1. A BUSCA DA VERDADE E SUA RELAÇÃO COM O DIREITO
Antes de se adentrar à análise dos princípios que orientam a busca da verdade no processo, é imperioso enfatizar que a verdade é una e indivisível, não comportando graduações. Um brocardo romano esclarece que veritas est indivisa et quod non est plene verum non este semiplene verum sed plene falsum, ou seja, a verdade é indivisa e o que não é plenamente verdadeiro não é semi-plenamente verdadeiro, mas plenamente falso.
No âmbito processual, sua busca se dá por meio de um processo de reconstrução histórica dos fatos, sendo que o objetivo do presente tópico é justamente analisar as diferentes formas de tratamento jurídico previstas nas legislações cíveis e criminais que conferem à verdade atestado de maior ou menor relevância na solução de um caso concreto.

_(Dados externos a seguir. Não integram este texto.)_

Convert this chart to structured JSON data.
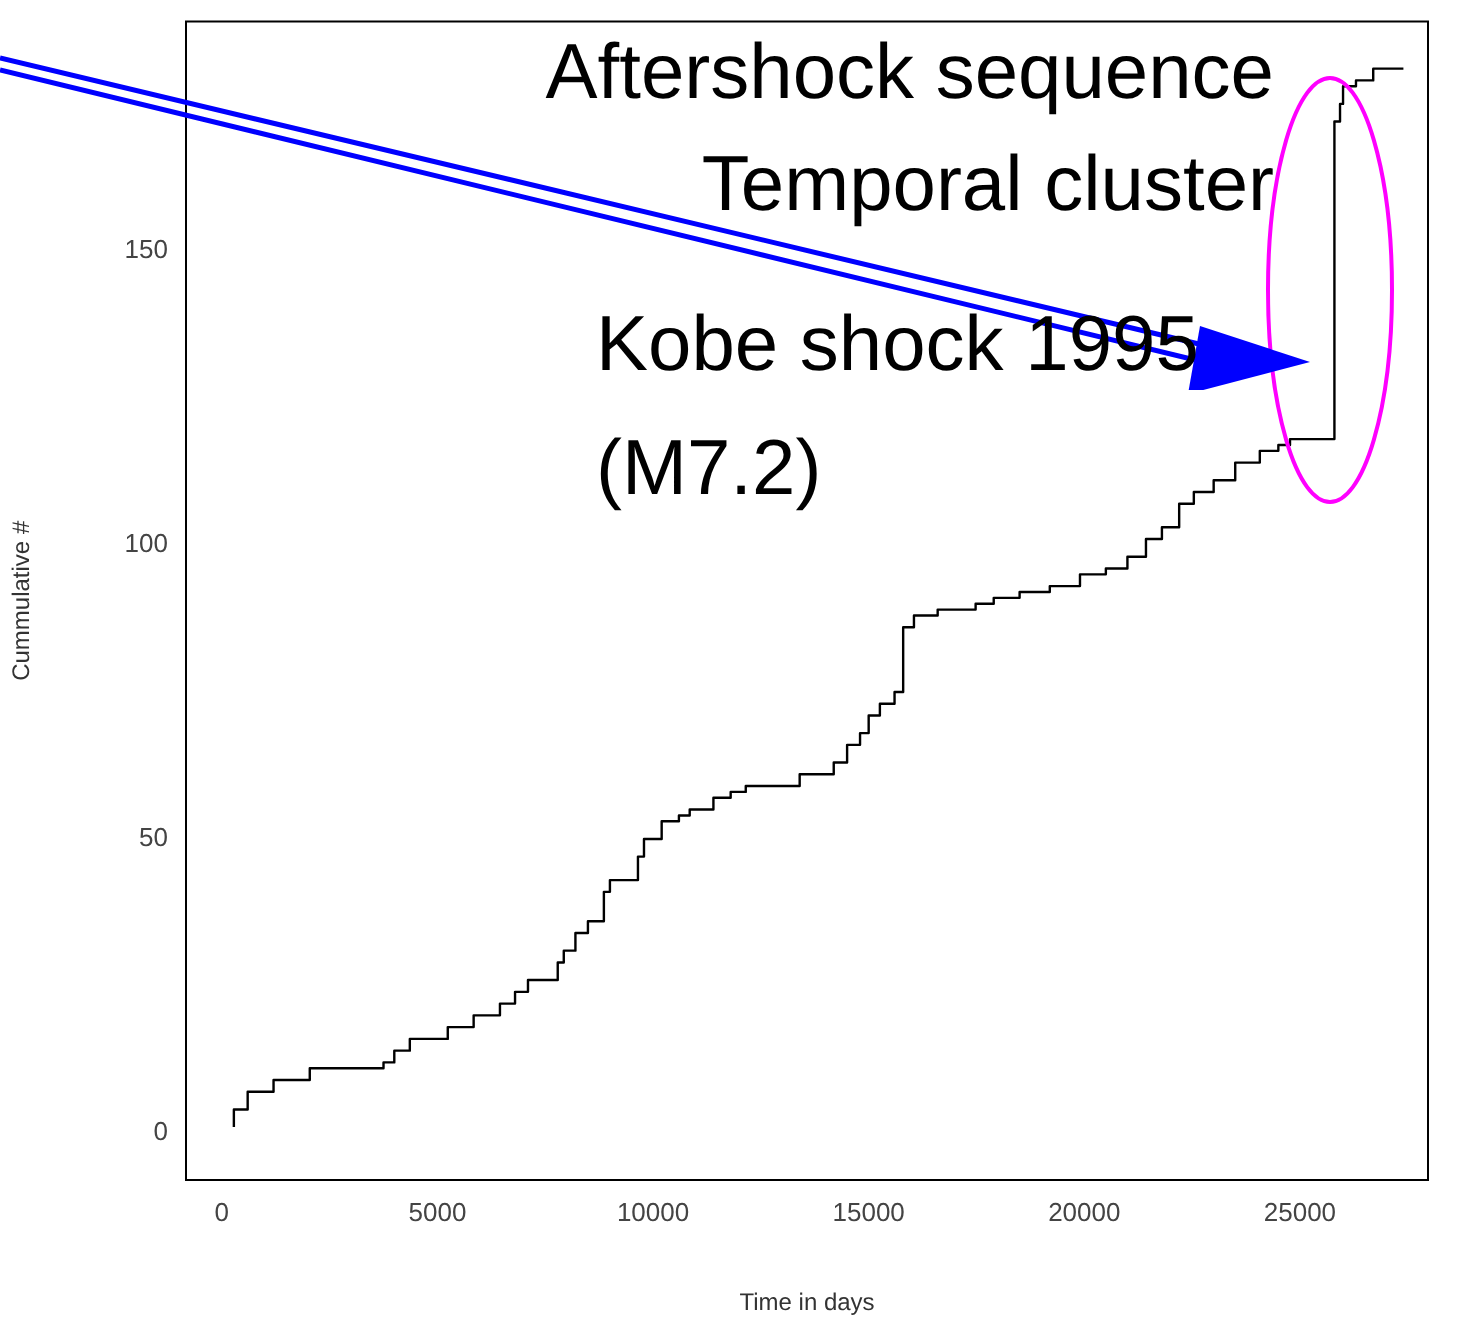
{
  "chart_data": {
    "type": "step",
    "xlabel": "Time in days",
    "ylabel": "Cummulative #",
    "annotations": [
      "Aftershock sequence",
      "Temporal cluster",
      "Kobe shock 1995",
      "(M7.2)"
    ],
    "x": [
      280,
      600,
      1200,
      2040,
      3750,
      4000,
      4360,
      5240,
      5840,
      6450,
      6800,
      7100,
      7790,
      7930,
      8200,
      8490,
      8860,
      9000,
      9650,
      9790,
      10200,
      10600,
      10850,
      11400,
      11800,
      12150,
      13400,
      14190,
      14500,
      14800,
      15000,
      15260,
      15600,
      15800,
      16050,
      16600,
      17480,
      17900,
      18500,
      19200,
      19900,
      20500,
      21000,
      21430,
      21800,
      22200,
      22540,
      23000,
      23500,
      24070,
      24500,
      24770,
      25800,
      25930,
      26000,
      26300,
      26700,
      27400
    ],
    "series": [
      {
        "color": "#000000",
        "values": [
          1,
          4,
          7,
          9,
          11,
          12,
          14,
          16,
          18,
          20,
          22,
          24,
          26,
          29,
          31,
          34,
          36,
          41,
          43,
          47,
          50,
          53,
          54,
          55,
          57,
          58,
          59,
          61,
          63,
          66,
          68,
          71,
          73,
          75,
          86,
          88,
          89,
          90,
          91,
          92,
          93,
          95,
          96,
          98,
          101,
          103,
          107,
          109,
          111,
          114,
          116,
          117,
          118,
          172,
          175,
          178,
          179,
          181
        ]
      }
    ],
    "xlim": [
      -830,
      27970
    ],
    "ylim": [
      -8,
      189
    ],
    "xticks": [
      0,
      5000,
      10000,
      15000,
      20000,
      25000
    ],
    "yticks": [
      0,
      50,
      100,
      150
    ],
    "grid": false,
    "legend": false,
    "marker": "none",
    "line_style": "solid"
  }
}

Diomar ACKEL FILHO ensina que a verdade buscada pelo processo aponta em duas direções:
No processo civil, com a admissão das presunções que determinam a chamada verdade ficta. No processo penal, com a rejeição das ficções e das verdades retratadas de modo artificial, por obra das indigitadas presunções. No processo civil prepondera, portanto, a verdade forma e no processo penal, a verdade real. [10]
Não se pretende dividir o indivisível, ou conferir à verdade conceitos diversos, mas simplesmente analisar suas diferentes formas de manifestação nos processos de diversas naturezas.
2.1 Princípio da Verdade Formal
Entende-se a verdade formal como sendo aquela extraída da análise das provas e manifestações trazidas aos autos pelas partes, sendo que o juiz pouco ou nada interfere nessa produção. De acordo com o princípio em comento o magistrado pode ser mais condescendente na apuração dos fatos, sem a exigência de diligenciar ex officio para a apuração da verdade.
Diz-se que a verdade formal é predominante no processo civil, instrumento hábil para a resolução de conflitos referentes a direitos disponíveis, ao menos em sua maioria. Nesse sentido, o aludido princípio seria acolhido como forma de por fim ao litígio, abreviando, assim, o reestabelecimento da paz social.
Justificando a finalidade do princípio da verdade formal, o doutrinador Marco Antonio de BARROS ensina que, diante da impossibilidade de alcance da verdade plena em todo processo, em determinados casos, por uma opção política, o Estado-juiz se contenta com a verdade produzida pelas partes, abreviando-se a solução dos conflitos de interesses, sem que tenha que fazer uso de toda sua energia no sentido de apurar ex officio a veracidade dos fatos. [11]
Com a adoção desse princípio, o fato objeto da demanda pode ser analisado sob a ótica real e a processual. Aquela representa a realidade plena, sem artifícios, sem retoques. Essa, a verdade extraída das provas produzidas no processo, que, por sua vez, pode ser diversa da efetiva realidade. A verdade formal, assim, pode também ser chamada de verdade judicial.
Ainda que a verdade judicial não corresponda à completa realidade dos fatos, não é meio hábil a corromper a decisão proferida no processo. Isso porque ela foi produzida em consonância com o conjunto probatório que emerge dos autos, ou seja, a atuação jurisdicional está devidamente amparada e fundamentada por tudo que consta do processo, não representando, assim, uma imposição estatal.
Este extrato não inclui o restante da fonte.